Ecuatoriana, columnista e investigadora del Cato Institute, Gabriela Calderón de Burgos publicó el año pasado En busca de la libertad. Vida y obra de los próceres liberales de Iberoamérica (Crítica), libro que cuenta la historia de diez líderes de los procesos de independencia del nuevo continente. Muchos de estos personajes, como Juan Hipólito Vieytes, Juan Germán Roscio, José Ignacio de Pompo y Vicente Rocafuerte, se encuentran olvidados, sobre todo por los propios latinoamericanos. Gabriela está convencida de que sus historias deben ser recordadas.

— ¿Por qué crees que vale la pena contar la historia de estos diez personajes?
— Me parece que es importante tener una historia de origen clara y que no sea politizada. Hay muchas cosas que se han politizado en el diario vivir de los latinoamericanos, y para nosotros es inconcebible, por ejemplo, una constitución no politizada.
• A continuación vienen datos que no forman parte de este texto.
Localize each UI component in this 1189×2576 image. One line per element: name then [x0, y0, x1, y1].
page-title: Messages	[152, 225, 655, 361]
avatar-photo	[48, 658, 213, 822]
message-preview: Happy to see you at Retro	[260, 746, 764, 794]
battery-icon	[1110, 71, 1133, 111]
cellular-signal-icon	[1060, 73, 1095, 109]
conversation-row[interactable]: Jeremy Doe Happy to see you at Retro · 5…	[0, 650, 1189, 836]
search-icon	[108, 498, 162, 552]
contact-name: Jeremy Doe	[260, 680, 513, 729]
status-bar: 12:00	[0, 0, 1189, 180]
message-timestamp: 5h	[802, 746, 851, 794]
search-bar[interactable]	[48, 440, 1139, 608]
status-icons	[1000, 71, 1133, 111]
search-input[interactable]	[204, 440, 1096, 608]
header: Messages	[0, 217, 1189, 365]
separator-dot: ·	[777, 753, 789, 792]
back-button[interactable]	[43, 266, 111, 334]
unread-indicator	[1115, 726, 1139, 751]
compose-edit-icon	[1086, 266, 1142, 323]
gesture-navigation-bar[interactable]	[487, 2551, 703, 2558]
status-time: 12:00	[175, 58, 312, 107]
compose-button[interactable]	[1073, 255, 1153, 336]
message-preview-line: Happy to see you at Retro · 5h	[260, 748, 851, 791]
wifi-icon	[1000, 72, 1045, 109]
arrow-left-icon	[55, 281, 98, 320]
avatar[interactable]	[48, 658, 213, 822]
Lo normal ha sido que la constitución refleje el partido político que está en el poder.
Lo mismo ocurre con la historia. Se crea un relato para justificar los Estados que surgieron de esos conflictos y toda una epopeya de cómo lucharon los nativos ecuatorianos contra los españoles cuando realmente no existía el proyecto Ecuador. Y dentro de los grupos podemos decir que no había ecuatorianos, sino que eran criollos, peninsulares, realistas, radicales.
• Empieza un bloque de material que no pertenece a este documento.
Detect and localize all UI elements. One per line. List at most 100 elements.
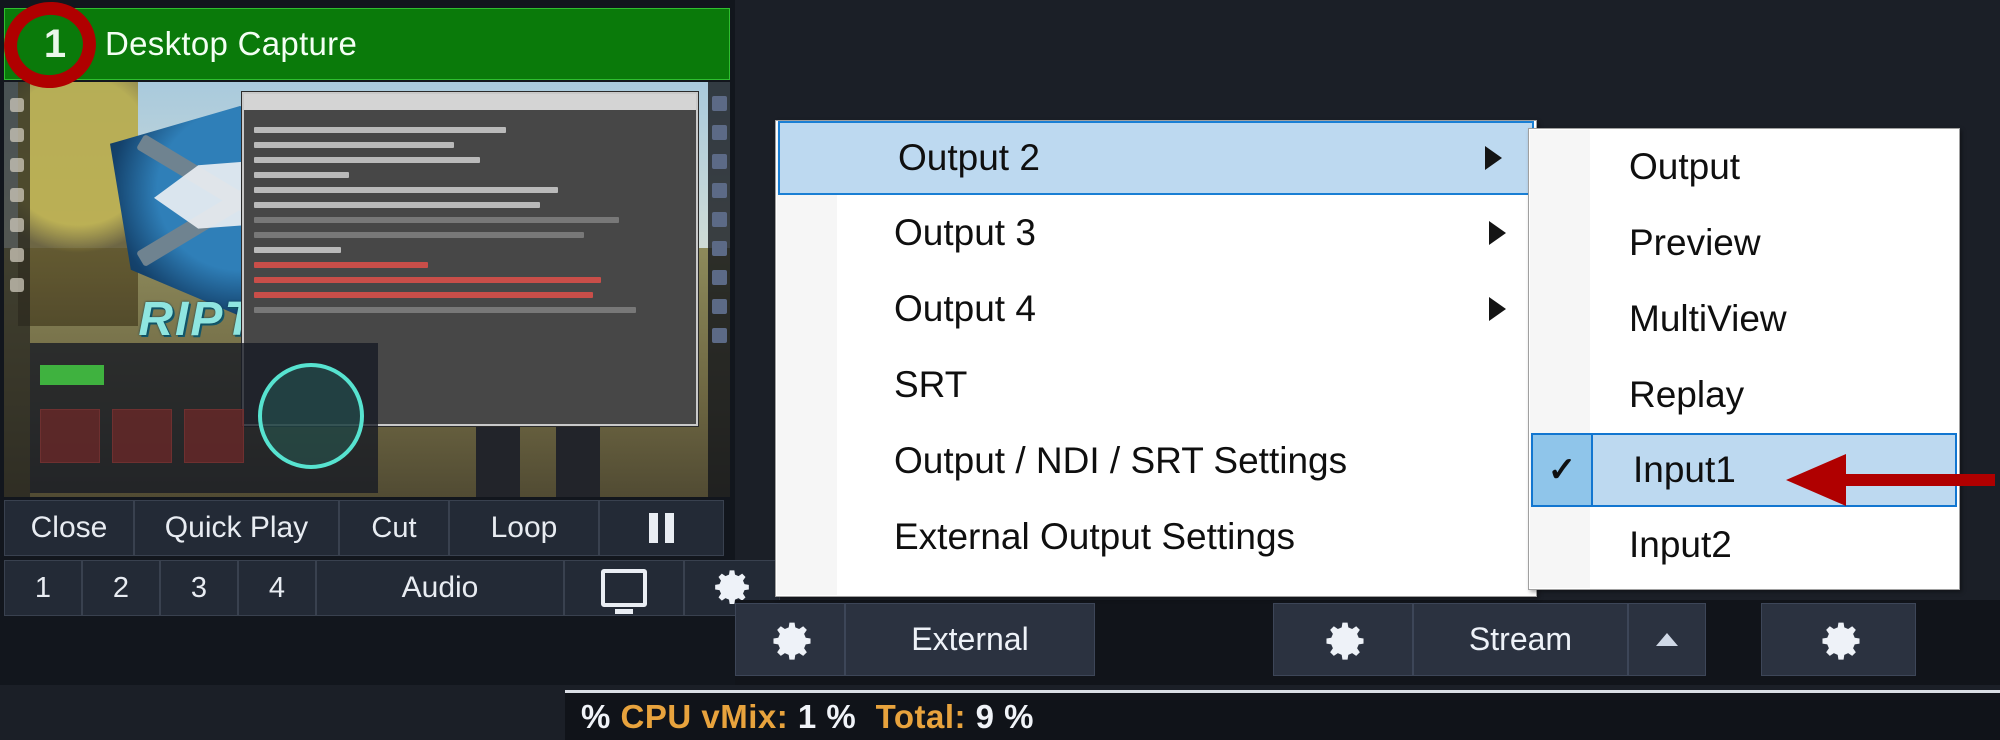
preset-4-button[interactable]: 4 xyxy=(238,560,316,616)
rail-icon xyxy=(711,270,727,285)
input-number: 1 xyxy=(43,21,67,66)
menu-item-label: Output 3 xyxy=(894,212,1036,253)
loop-button[interactable]: Loop xyxy=(449,500,599,556)
close-button-label: Close xyxy=(30,511,108,544)
external-button[interactable]: External xyxy=(845,603,1095,676)
quick-play-button-label: Quick Play xyxy=(164,511,309,544)
stream-button[interactable]: Stream xyxy=(1413,603,1628,676)
console-titlebar xyxy=(244,94,696,110)
taskbar-icon xyxy=(10,158,24,172)
taskbar-icon xyxy=(10,278,24,292)
preset-1-button-label: 1 xyxy=(34,571,52,604)
status-total-label: Total: xyxy=(875,697,966,735)
menu-item-label: SRT xyxy=(894,364,968,405)
submenu-item-label: Preview xyxy=(1629,222,1761,263)
submenu-item-input2[interactable]: Input2 xyxy=(1529,507,1959,583)
console-line xyxy=(254,127,506,133)
input-panel: 1 Desktop Capture RIPTIDE Close Quick Pl… xyxy=(0,0,780,685)
preset-4-button-label: 4 xyxy=(268,571,286,604)
input-header-bar[interactable]: 1 Desktop Capture xyxy=(4,8,730,80)
stream-dropdown-button[interactable] xyxy=(1628,603,1706,676)
menu-item-srt[interactable]: SRT xyxy=(776,347,1536,423)
input-transport-row-1: Close Quick Play Cut Loop xyxy=(4,500,724,556)
submenu-item-input1[interactable]: ✓ Input1 xyxy=(1531,433,1957,507)
preset-3-button[interactable]: 3 xyxy=(160,560,238,616)
submenu-item-label: Output xyxy=(1629,146,1741,187)
caret-up-icon xyxy=(1656,633,1678,646)
audio-button-label: Audio xyxy=(401,571,479,604)
gear-icon xyxy=(1323,620,1364,660)
menu-item-output-2[interactable]: Output 2 xyxy=(778,121,1534,195)
console-error-line xyxy=(254,277,602,283)
submenu-item-label: Input1 xyxy=(1633,449,1736,490)
submenu-item-label: Replay xyxy=(1629,374,1745,415)
gear-icon xyxy=(770,620,811,660)
status-cpu-value: 1 % xyxy=(797,697,857,735)
toolbar-gap-2 xyxy=(1706,603,1761,676)
close-button[interactable]: Close xyxy=(4,500,134,556)
rail-icon xyxy=(711,212,727,227)
rail-icon xyxy=(711,328,727,343)
console-line xyxy=(254,142,454,148)
loop-button-label: Loop xyxy=(490,511,558,544)
stream-settings-gear[interactable] xyxy=(1273,603,1413,676)
console-line xyxy=(254,187,558,193)
audio-button[interactable]: Audio xyxy=(316,560,564,616)
menu-item-output-ndi-srt-settings[interactable]: Output / NDI / SRT Settings xyxy=(776,423,1536,499)
display-button[interactable] xyxy=(564,560,684,616)
rail-icon xyxy=(711,154,727,169)
input-preview-thumbnail[interactable]: RIPTIDE xyxy=(4,82,730,497)
console-line xyxy=(254,157,480,163)
checkmark-icon: ✓ xyxy=(1531,433,1593,507)
preset-1-button[interactable]: 1 xyxy=(4,560,82,616)
pause-button[interactable] xyxy=(599,500,724,556)
quick-play-button[interactable]: Quick Play xyxy=(134,500,339,556)
output-context-menu: Output 2 Output 3 Output 4 SRT Output / NDI … xyxy=(775,120,1537,597)
chevron-right-icon xyxy=(1489,297,1506,321)
external-settings-gear[interactable] xyxy=(735,603,845,676)
menu-item-external-output-settings[interactable]: External Output Settings xyxy=(776,499,1536,575)
hud-slot xyxy=(184,409,244,463)
submenu-item-label: Input2 xyxy=(1629,524,1732,565)
input-title: Desktop Capture xyxy=(105,25,358,62)
rail-icon xyxy=(711,241,727,256)
chevron-right-icon xyxy=(1489,221,1506,245)
console-line xyxy=(254,232,584,238)
submenu-item-replay[interactable]: Replay xyxy=(1529,357,1959,433)
submenu-item-label: MultiView xyxy=(1629,298,1787,339)
menu-item-output-3[interactable]: Output 3 xyxy=(776,195,1536,271)
submenu-item-multiview[interactable]: MultiView xyxy=(1529,281,1959,357)
cut-button-label: Cut xyxy=(371,511,417,544)
hud-health-bar xyxy=(40,365,104,385)
rail-icon xyxy=(711,299,727,314)
status-cpu-label: CPU vMix: xyxy=(620,697,789,735)
hud-slot xyxy=(40,409,100,463)
menu-item-output-4[interactable]: Output 4 xyxy=(776,271,1536,347)
chevron-right-icon xyxy=(1485,146,1502,170)
console-error-line xyxy=(254,262,428,268)
hud-radial-gauge xyxy=(258,363,364,469)
submenu-item-preview[interactable]: Preview xyxy=(1529,205,1959,281)
preset-2-button[interactable]: 2 xyxy=(82,560,160,616)
menu-item-label: Output 4 xyxy=(894,288,1036,329)
vmix-window: 1 Desktop Capture RIPTIDE Close Quick Pl… xyxy=(0,0,2000,740)
console-line xyxy=(254,307,636,313)
bottom-toolbar: External Stream xyxy=(735,600,2000,685)
taskbar-icon xyxy=(10,188,24,202)
submenu-item-output[interactable]: Output xyxy=(1529,129,1959,205)
taskbar-icon xyxy=(10,128,24,142)
console-error-line xyxy=(254,292,593,298)
menu-item-label: Output 2 xyxy=(898,137,1040,178)
hud-slot xyxy=(112,409,172,463)
preview-taskbar-strip xyxy=(4,82,30,497)
cut-button[interactable]: Cut xyxy=(339,500,449,556)
input-transport-row-2: 1 2 3 4 Audio xyxy=(4,560,780,616)
status-total-value: 9 % xyxy=(975,697,1035,735)
preview-game-hud xyxy=(30,343,378,493)
gear-icon xyxy=(1819,620,1860,660)
external-button-label: External xyxy=(911,621,1029,657)
recording-settings-gear[interactable] xyxy=(1761,603,1916,676)
monitor-icon xyxy=(601,569,647,607)
preset-3-button-label: 3 xyxy=(190,571,208,604)
rail-icon xyxy=(711,96,727,111)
Porque luego viene la gente que toma un relato del pasado y lo trata de poner al servicio de una agenda política de hoy. Tienes a Hugo Chávez diciendo que Bolívar era un proto-socialista. Entonces, tienes que librarte de ese ropaje de agendas políticas y tratar de entender lo que pasó.
— Hablas de las guerras de independencia, más que como un punto de llegada, como un punto de partida. Varios de los próceres, como Manuel Belgrano (Buenos Aires, 1770-1820), no eran separatistas, ni tenían en mente la fundación de un Estado-nación. ¿Cuáles eran sus principales motivaciones?
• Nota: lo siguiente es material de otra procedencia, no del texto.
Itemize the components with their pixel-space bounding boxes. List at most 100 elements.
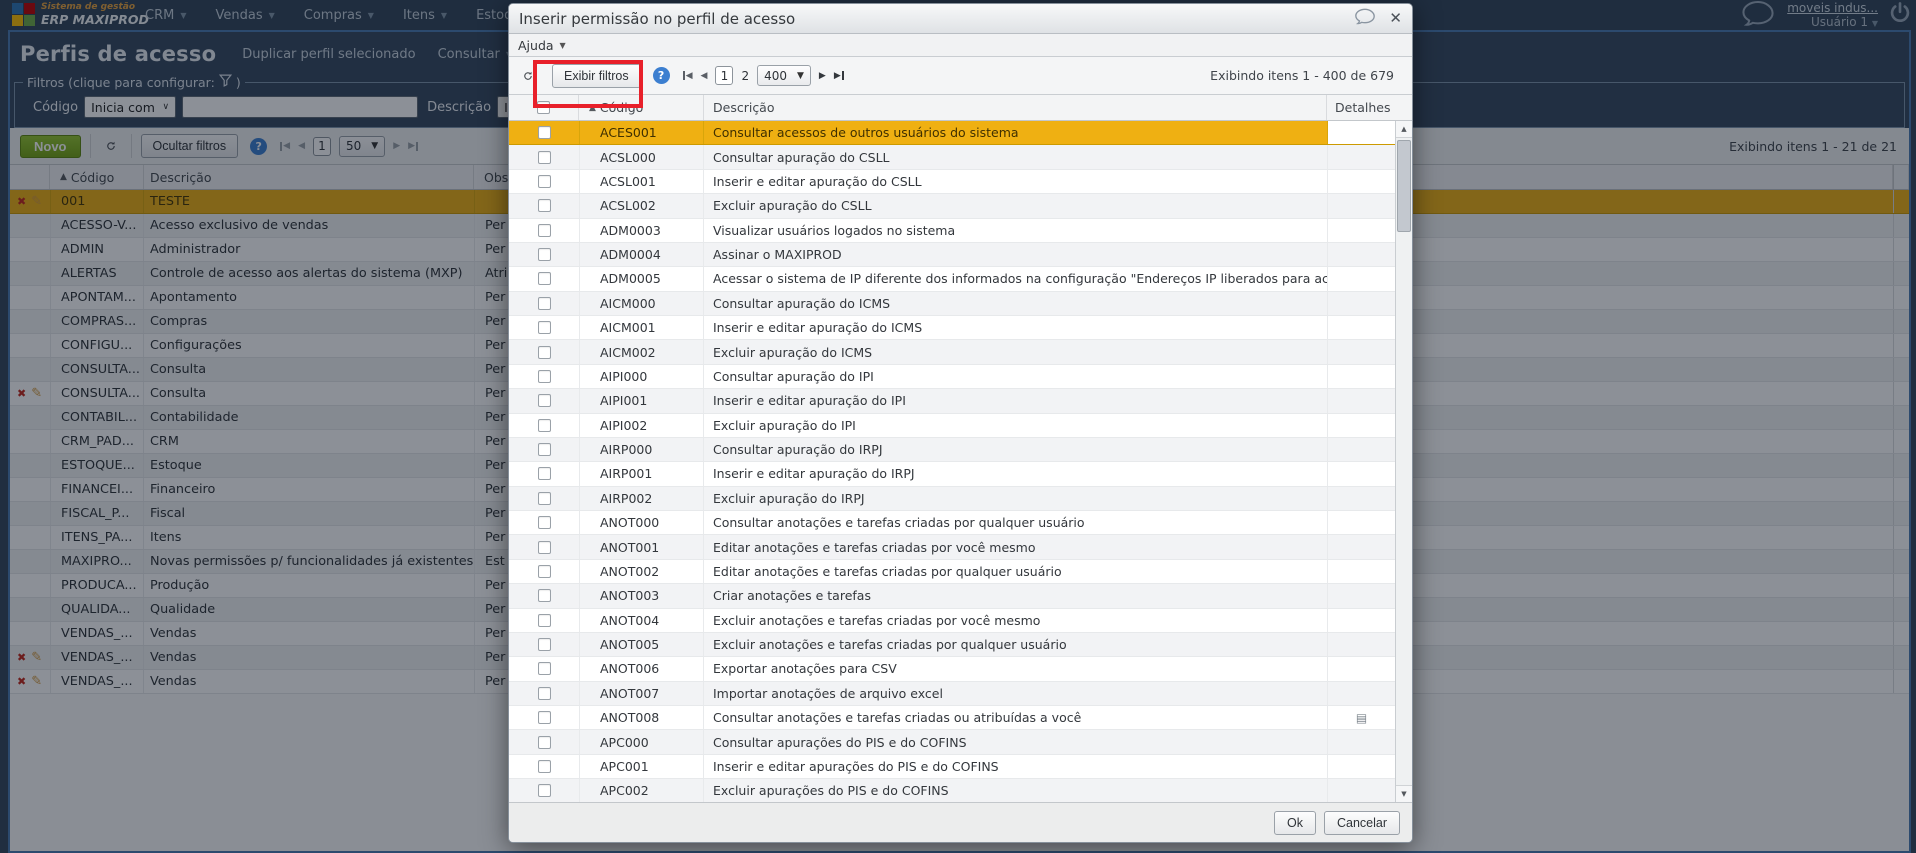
help-menu[interactable]: Ajuda (518, 38, 554, 53)
cell-codigo: APC001 (579, 754, 704, 779)
permission-row[interactable]: AIPI001 Inserir e editar apuração do IPI (509, 389, 1395, 414)
permission-row[interactable]: AICM002 Excluir apuração do ICMS (509, 340, 1395, 365)
permission-row[interactable]: ANOT008 Consultar anotações e tarefas cri… (509, 706, 1395, 731)
row-checkbox[interactable] (537, 369, 551, 383)
scroll-down-icon[interactable]: ▼ (1396, 785, 1412, 802)
cell-descricao: Acessar o sistema de IP diferente dos in… (713, 271, 1327, 287)
cell-descricao: Consultar apuração do CSLL (713, 149, 890, 165)
row-checkbox[interactable] (537, 150, 551, 164)
permission-row[interactable]: ANOT000 Consultar anotações e tarefas cri… (509, 511, 1395, 536)
details-icon[interactable]: ▤ (1356, 711, 1367, 725)
row-checkbox[interactable] (537, 443, 551, 457)
cell-codigo: ANOT002 (579, 559, 704, 584)
row-checkbox[interactable] (537, 272, 551, 286)
page-2-link[interactable]: 2 (741, 69, 749, 83)
row-checkbox[interactable] (537, 199, 551, 213)
permission-row[interactable]: ADM0005 Acessar o sistema de IP diferente… (509, 267, 1395, 292)
close-icon[interactable]: ✕ (1389, 11, 1402, 26)
row-checkbox[interactable] (537, 784, 551, 798)
select-all-checkbox[interactable] (537, 101, 550, 114)
row-checkbox[interactable] (537, 174, 551, 188)
cell-descricao: Consultar apurações do PIS e do COFINS (713, 734, 967, 750)
cell-descricao: Inserir e editar apuração do ICMS (713, 320, 923, 336)
cell-codigo: AIPI000 (579, 364, 704, 389)
row-checkbox[interactable] (537, 418, 551, 432)
permission-row[interactable]: APC000 Consultar apurações do PIS e do CO… (509, 730, 1395, 755)
row-checkbox[interactable] (537, 759, 551, 773)
row-checkbox[interactable] (537, 394, 551, 408)
permission-row[interactable]: AIRP002 Excluir apuração do IRPJ (509, 486, 1395, 511)
permission-row[interactable]: ANOT002 Editar anotações e tarefas criada… (509, 559, 1395, 585)
row-checkbox[interactable] (537, 491, 551, 505)
help-icon[interactable]: ? (652, 67, 670, 84)
row-checkbox[interactable] (537, 467, 551, 481)
scrollbar[interactable]: ▲ ▼ (1395, 121, 1412, 802)
permission-row[interactable]: AIPI000 Consultar apuração do IPI (509, 364, 1395, 390)
insert-permission-modal: Inserir permissão no perfil de acesso ✕ … (508, 3, 1413, 843)
refresh-icon[interactable] (517, 65, 539, 87)
current-page[interactable]: 1 (715, 66, 734, 85)
sort-asc-icon: ▲ (589, 102, 596, 113)
row-checkbox[interactable] (537, 345, 551, 359)
ok-button[interactable]: Ok (1273, 810, 1316, 835)
permission-row[interactable]: ADM0003 Visualizar usuários logados no si… (509, 218, 1395, 243)
scrollbar-thumb[interactable] (1397, 140, 1411, 232)
scroll-up-icon[interactable]: ▲ (1396, 121, 1412, 138)
permission-row[interactable]: ANOT004 Excluir anotações e tarefas criad… (509, 608, 1395, 633)
row-checkbox[interactable] (537, 638, 551, 652)
modal-title-bar: Inserir permissão no perfil de acesso ✕ (509, 4, 1412, 34)
cell-codigo: ANOT005 (579, 632, 704, 657)
chat-bubble-icon[interactable] (1354, 8, 1376, 29)
row-checkbox[interactable] (537, 735, 551, 749)
permission-row[interactable]: ACSL002 Excluir apuração do CSLL (509, 194, 1395, 219)
column-header-codigo[interactable]: ▲ Código (579, 95, 704, 120)
permission-row[interactable]: ACSL000 Consultar apuração do CSLL (509, 145, 1395, 170)
permission-row[interactable]: AIRP001 Inserir e editar apuração do IRPJ (509, 462, 1395, 487)
previous-page-icon[interactable]: ◀ (701, 71, 708, 81)
next-page-icon[interactable]: ▶ (819, 71, 826, 81)
page-size-select[interactable]: 400 ▼ (757, 65, 811, 86)
permission-row[interactable]: APC001 Inserir e editar apurações do PIS … (509, 754, 1395, 780)
cell-codigo: ANOT001 (579, 535, 704, 559)
permission-row[interactable]: ACSL001 Inserir e editar apuração do CSLL (509, 169, 1395, 195)
row-checkbox[interactable] (537, 686, 551, 700)
row-checkbox[interactable] (537, 126, 551, 140)
row-checkbox[interactable] (537, 564, 551, 578)
row-checkbox[interactable] (537, 248, 551, 262)
column-header-detalhes[interactable]: Detalhes (1327, 95, 1395, 120)
permission-row[interactable]: ANOT006 Exportar anotações para CSV (509, 657, 1395, 682)
show-filters-button[interactable]: Exibir filtros (552, 63, 641, 88)
permission-row[interactable]: APC002 Excluir apurações do PIS e do COFI… (509, 779, 1395, 802)
permission-row[interactable]: ANOT005 Excluir anotações e tarefas criad… (509, 632, 1395, 658)
permission-row[interactable]: AIPI002 Excluir apuração do IPI (509, 413, 1395, 438)
permission-row[interactable]: ANOT007 Importar anotações de arquivo exc… (509, 681, 1395, 706)
row-checkbox[interactable] (537, 540, 551, 554)
permission-row[interactable]: AICM001 Inserir e editar apuração do ICMS (509, 316, 1395, 341)
cell-codigo: APC002 (579, 779, 704, 802)
cell-codigo: AICM001 (579, 316, 704, 340)
row-checkbox[interactable] (537, 296, 551, 310)
permission-row[interactable]: ADM0004 Assinar o MAXIPROD (509, 242, 1395, 268)
row-checkbox[interactable] (537, 711, 551, 725)
cell-codigo: AIRP000 (579, 437, 704, 462)
permission-row[interactable]: AICM000 Consultar apuração do ICMS (509, 291, 1395, 316)
cancel-button[interactable]: Cancelar (1323, 810, 1400, 835)
row-checkbox[interactable] (537, 613, 551, 627)
cell-codigo: ADM0003 (579, 218, 704, 242)
cell-codigo: ANOT004 (579, 608, 704, 632)
permission-row[interactable]: AIRP000 Consultar apuração do IRPJ (509, 437, 1395, 463)
column-header-descricao[interactable]: Descrição (704, 95, 1327, 120)
permission-row[interactable]: ANOT001 Editar anotações e tarefas criada… (509, 535, 1395, 560)
last-page-icon[interactable]: ▶ (834, 71, 844, 81)
permission-row[interactable]: ANOT003 Criar anotações e tarefas (509, 584, 1395, 609)
cell-descricao: Inserir e editar apuração do IRPJ (713, 466, 915, 482)
row-checkbox[interactable] (537, 516, 551, 530)
row-checkbox[interactable] (537, 223, 551, 237)
modal-footer: Ok Cancelar (509, 802, 1412, 842)
permission-row[interactable]: ACES001 Consultar acessos de outros usuár… (509, 121, 1395, 146)
row-checkbox[interactable] (537, 321, 551, 335)
cell-descricao: Assinar o MAXIPROD (713, 247, 842, 263)
row-checkbox[interactable] (537, 662, 551, 676)
first-page-icon[interactable]: ◀ (682, 71, 693, 81)
row-checkbox[interactable] (537, 589, 551, 603)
— Si estudias cuáles eran los incentivos de estos actores, empiezas a ver algo muy diferente. Muchas veces se trata de debates que no han terminado y que reviven. Por ejemplo, hoy en día, aquí en Guayaquil se está debatiendo la ley propuesta por el presidente Daniel Noboa acerca de las transferencias del Gobierno central a los gobiernos locales. Son discusiones que tenía José Joaquín de Olmedo con Juan José Flores en la década de 1830 y que nunca han muerto. Los próceres que describo en el libro tienen argumentos válidos que se sostienen a través del tiempo, que todavía son relevantes, porque se basan en principios.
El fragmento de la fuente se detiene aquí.